A great question was posed on the internal Yammer social network not that long ago was; ‘what (are) the most useful things that you have learned working at NAB?’. As I come to the end of my time in nab I have thought about this question for some time. My response here is in the context of lessons I’ve learnt about implementing change in large organizations, particularly since my time at nab.
Lesson 1: Relationships are crucial.
I first joined nab I joined as an internal consultant within the central learning department (almost six years ago) as a part of that leadership group. Being a new team forming, I recall one of the first meetings we had and we went around the table answering a question on what our leadership perspective was. One of the team members in the team led with, “Relationship, relationship, relationship… it is what is most important to me…”
At the time I half laughed to myself, wondering what this guy was on about and how he could come up with something so simplistic. Not long after this meeting, the team member racked up over 20 years in the nab. On reflection, I realise I’m a slow learner, as I think it took me a few years to really understand how valuable his insight really was. In an organisation where peoples perceptions are the dominant currency and trust is a precious commodity, building long lasting and deep relationships is vital to being successful in implementing change in a large organisation.
Lesson 2: Implementing change requires a system wide perspective and bold moves.
Last year at nab, I learnt about systems thinking and applied it to an issue which has been one of my key focuses at nab – how to improve the capability of our people. It has been the contuniation of a journey to better understand the complexities we face in large organisations.
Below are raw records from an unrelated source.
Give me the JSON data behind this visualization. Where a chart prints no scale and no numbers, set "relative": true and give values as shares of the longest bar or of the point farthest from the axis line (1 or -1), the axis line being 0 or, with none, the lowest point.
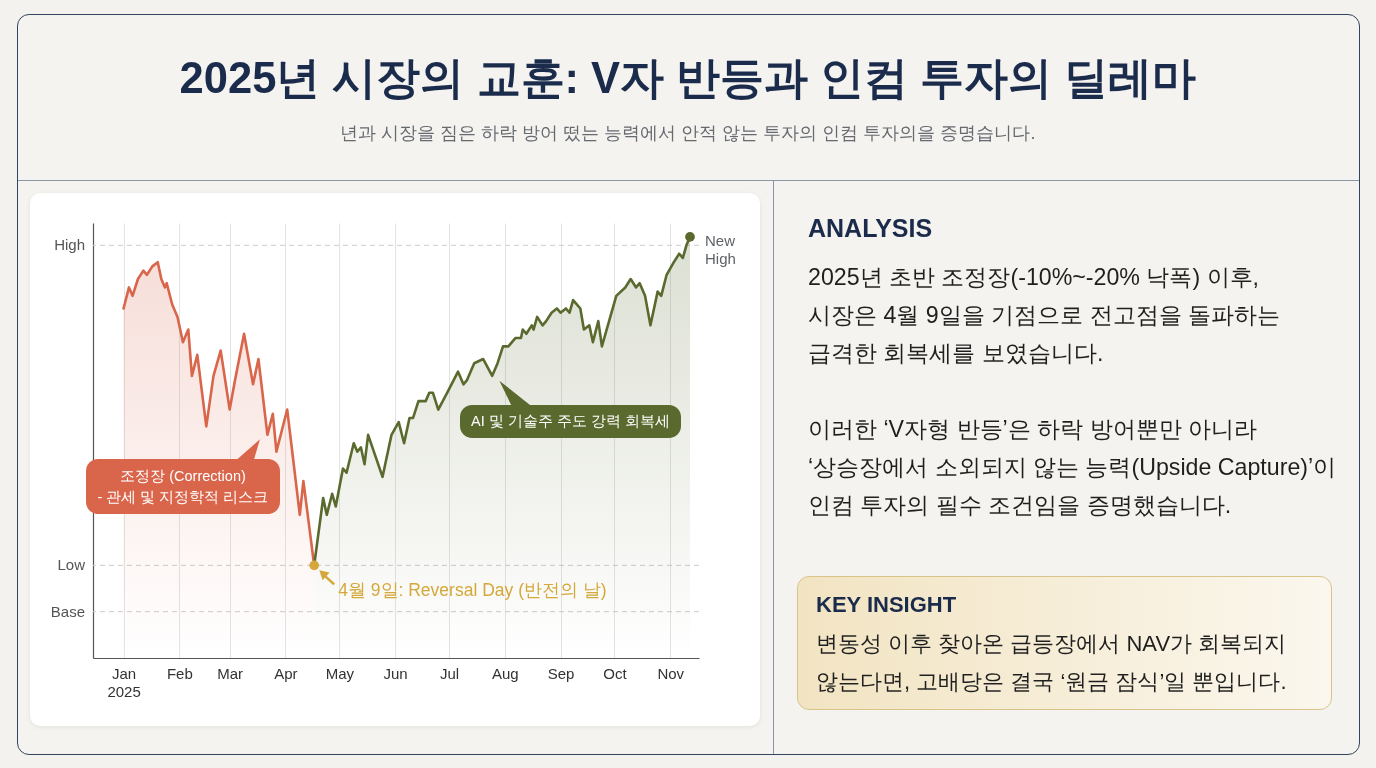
{
  "chart_data": [
    {
      "type": "area",
      "title": "2025년 시장의 교훈: V자 반등과 인컴 투자의 딜레마",
      "subtitle": "년과 시장을 짐은 하락 방어 떴는 능력에서 안적 않는 투자의 인컴 투자의을 증명습니다.",
      "relative": true,
      "grid": "x",
      "xlim": [
        "2024-12-15",
        "2025-11-17"
      ],
      "xticks": [
        {
          "value": "2025-01",
          "label": "Jan\n2025"
        },
        {
          "value": "2025-02",
          "label": "Feb"
        },
        {
          "value": "2025-03",
          "label": "Mar"
        },
        {
          "value": "2025-04",
          "label": "Apr"
        },
        {
          "value": "2025-05",
          "label": "May"
        },
        {
          "value": "2025-06",
          "label": "Jun"
        },
        {
          "value": "2025-07",
          "label": "Jul"
        },
        {
          "value": "2025-08",
          "label": "Aug"
        },
        {
          "value": "2025-09",
          "label": "Sep"
        },
        {
          "value": "2025-10",
          "label": "Oct"
        },
        {
          "value": "2025-11",
          "label": "Nov"
        }
      ],
      "series": [
        {
          "type": "area",
          "color": "#d9654b",
          "x": [
            "2025-01-01",
            "2025-01-04",
            "2025-01-06",
            "2025-01-09",
            "2025-01-12",
            "2025-01-14",
            "2025-01-17",
            "2025-01-20",
            "2025-01-22",
            "2025-01-24",
            "2025-01-25",
            "2025-01-28",
            "2025-01-31",
            "2025-02-03",
            "2025-02-06",
            "2025-02-08",
            "2025-02-11",
            "2025-02-16",
            "2025-02-20",
            "2025-02-24",
            "2025-03-01",
            "2025-03-04",
            "2025-03-09",
            "2025-03-14",
            "2025-03-17",
            "2025-03-22",
            "2025-03-25",
            "2025-03-27",
            "2025-04-02",
            "2025-04-09",
            "2025-04-11",
            "2025-04-17"
          ],
          "values": [
            0.83,
            0.88,
            0.86,
            0.9,
            0.92,
            0.91,
            0.93,
            0.94,
            0.9,
            0.88,
            0.89,
            0.84,
            0.81,
            0.75,
            0.78,
            0.67,
            0.72,
            0.55,
            0.67,
            0.73,
            0.59,
            0.66,
            0.77,
            0.65,
            0.71,
            0.53,
            0.58,
            0.49,
            0.59,
            0.34,
            0.42,
            0.22
          ]
        },
        {
          "type": "area",
          "color": "#5a692d",
          "x": [
            "2025-04-17",
            "2025-04-22",
            "2025-04-24",
            "2025-04-27",
            "2025-04-29",
            "2025-05-03",
            "2025-05-05",
            "2025-05-09",
            "2025-05-11",
            "2025-05-13",
            "2025-05-15",
            "2025-05-17",
            "2025-05-25",
            "2025-05-30",
            "2025-06-03",
            "2025-06-06",
            "2025-06-09",
            "2025-06-11",
            "2025-06-14",
            "2025-06-18",
            "2025-06-20",
            "2025-06-22",
            "2025-06-25",
            "2025-06-30",
            "2025-07-06",
            "2025-07-09",
            "2025-07-11",
            "2025-07-15",
            "2025-07-20",
            "2025-07-25",
            "2025-07-28",
            "2025-07-31",
            "2025-08-03",
            "2025-08-07",
            "2025-08-10",
            "2025-08-11",
            "2025-08-13",
            "2025-08-16",
            "2025-08-17",
            "2025-08-19",
            "2025-08-22",
            "2025-08-24",
            "2025-08-27",
            "2025-08-30",
            "2025-09-01",
            "2025-09-04",
            "2025-09-06",
            "2025-09-08",
            "2025-09-12",
            "2025-09-14",
            "2025-09-17",
            "2025-09-19",
            "2025-09-22",
            "2025-09-24",
            "2025-09-28",
            "2025-10-02",
            "2025-10-07",
            "2025-10-10",
            "2025-10-13",
            "2025-10-15",
            "2025-10-18",
            "2025-10-21",
            "2025-10-25",
            "2025-10-27",
            "2025-10-30",
            "2025-11-03",
            "2025-11-06",
            "2025-11-08",
            "2025-11-10",
            "2025-11-12"
          ],
          "values": [
            0.22,
            0.38,
            0.34,
            0.39,
            0.36,
            0.45,
            0.44,
            0.51,
            0.49,
            0.5,
            0.46,
            0.53,
            0.43,
            0.53,
            0.56,
            0.51,
            0.57,
            0.57,
            0.61,
            0.61,
            0.63,
            0.63,
            0.59,
            0.63,
            0.68,
            0.65,
            0.66,
            0.7,
            0.71,
            0.67,
            0.7,
            0.74,
            0.74,
            0.76,
            0.76,
            0.78,
            0.77,
            0.79,
            0.78,
            0.81,
            0.79,
            0.8,
            0.82,
            0.83,
            0.82,
            0.83,
            0.82,
            0.85,
            0.83,
            0.78,
            0.79,
            0.75,
            0.8,
            0.74,
            0.8,
            0.86,
            0.88,
            0.9,
            0.88,
            0.89,
            0.86,
            0.79,
            0.87,
            0.86,
            0.91,
            0.94,
            0.96,
            0.95,
            0.98,
            1.0
          ]
        },
        {
          "type": "scatter",
          "marker": "circle",
          "color": "#d4a83a",
          "x": [
            "2025-04-17"
          ],
          "values": [
            0.22
          ]
        },
        {
          "type": "scatter",
          "marker": "circle",
          "color": "#5a692d",
          "x": [
            "2025-11-12"
          ],
          "values": [
            1.0
          ]
        }
      ],
      "ref_lines": [
        {
          "axis": "y",
          "value": 0.98,
          "label": "High",
          "color": "#cccccc",
          "line_style": "dashed"
        },
        {
          "axis": "y",
          "value": 0.22,
          "label": "Low",
          "color": "#cccccc",
          "line_style": "dashed"
        },
        {
          "axis": "y",
          "value": 0.11,
          "label": "Base",
          "color": "#cccccc",
          "line_style": "dashed"
        }
      ],
      "annotations": [
        "조정장 (Correction)\n- 관세 및 지정학적 리스크",
        "AI 및 기술주 주도 강력 회복세",
        {
          "text": "4월 9일: Reversal Day (반전의 날)",
          "x": "2025-04-17",
          "y": 0.22
        },
        {
          "text": "New\nHigh",
          "x": "2025-11-12",
          "y": 1.0
        }
      ]
    },
    {
      "type": "other",
      "title": "ANALYSIS",
      "annotations": [
        "2025년 초반 조정장(-10%~-20% 낙폭) 이후,\n시장은 4월 9일을 기점으로 전고점을 돌파하는\n급격한 회복세를 보였습니다.",
        "이러한 ‘V자형 반등’은 하락 방어뿐만 아니라\n‘상승장에서 소외되지 않는 능력(Upside Capture)’이\n인컴 투자의 필수 조건임을 증명했습니다."
      ]
    },
    {
      "type": "other",
      "title": "KEY INSIGHT",
      "annotations": [
        "변동성 이후 찾아온 급등장에서 NAV가 회복되지\n않는다면, 고배당은 결국 ‘원금 잠식’일 뿐입니다."
      ]
    }
  ]
}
Being a part of the system has the added effect of making it more difficult to change it. Remember, those most successful in the current system rely on the constants of the current system. Resisting change when embedded in the system, becomes instinctual and an uncouncious competence, rather than a planned response.
In the management speak that sometimes permeates in organisations, it is common to hear strategies in relation to change, that describe ”pulling this lever’ or ‘industrialzing processes’. These references are deeply rooted in our industrialized past. Notions created to improve the speed of a manufacturing line that is producing Model T Fords. Yet the complexity of our work has evolved. Our understanding of human nature has improved, but we still cling to notions of ‘command and control’ and ‘carrots and sticks’ as the way of implementing change.
If we are to become more effective at implementing change in our organizations, we need to examine the system and understand what it is telling us. Our moves to change the system must be bold! They must be grounded in new ways of thinking about how we effect change and be effective in breaking down old hard wired routines. The routines that reinforce the very behaviours which hold us back and ultimately prevent us from achieving the sort of change we are trying to instill.
Lesson 3: The strength of our networks will determine our success.
I have lost count of the number of restructures I have witnessed or been personally impacted by at nab. It has taught me that there must be a better way than our current hierarchies to organise how we work. Change will be a constant, but re-organising for change by continually re-configuring hierarchies saps energy and diverts effort. As Steve Denning explains: (based on his book, The Leader’s Guide to Radical Management: Reinventing the Workplace for the 21st Century):
“Hierarchy is good for making decisions but it is inflexible and unresponsive. And in today’s rapidly changing marketplace, agility is critical. Secondly, in knowledge work, a hierarchical mode of making decisions leads to decisions made by people who often don’t understand the implications of what they are deciding, and is inherently demotivating. And in knowledge work, motivation is the key to productivity. Thirdly, hierarchies are not good at innovating because there is a preoccupation with preserving the hierarchy ahead of all else. Finally, hierarchy isn’t good at innovating in a world in which innovation is critical.”
To effect change in large organizations we need a better system of orgnization connection. One that will,
- countinue to improve our relationships,
- allow us to build and operate in a more efficient system and
- improve our interconnectedness throughout our organizations.
These lesson have driven me explore some new ways, companies such as Google and Zappos are using, to change the way we work in organizations. Organizational systems such as “dynamic linking” or “wirearchy” – which is defined as:
“”Wirearchy is a dynamic two-way flow of power and authority based on, knowledge, trust, credibility, and a focus on results – enabled by interconnected people and technology.” (Jon Husband, 1999)
I look forward to exploring these concepts more fully in future via this blog and also look forward to any comments, reflections or lessons you have learnt about implementing change in large organizations by posting a comment below.
(NB: Insights for lesson three, inspired by ‘Leadership for networks‘, via Harold Jarche.)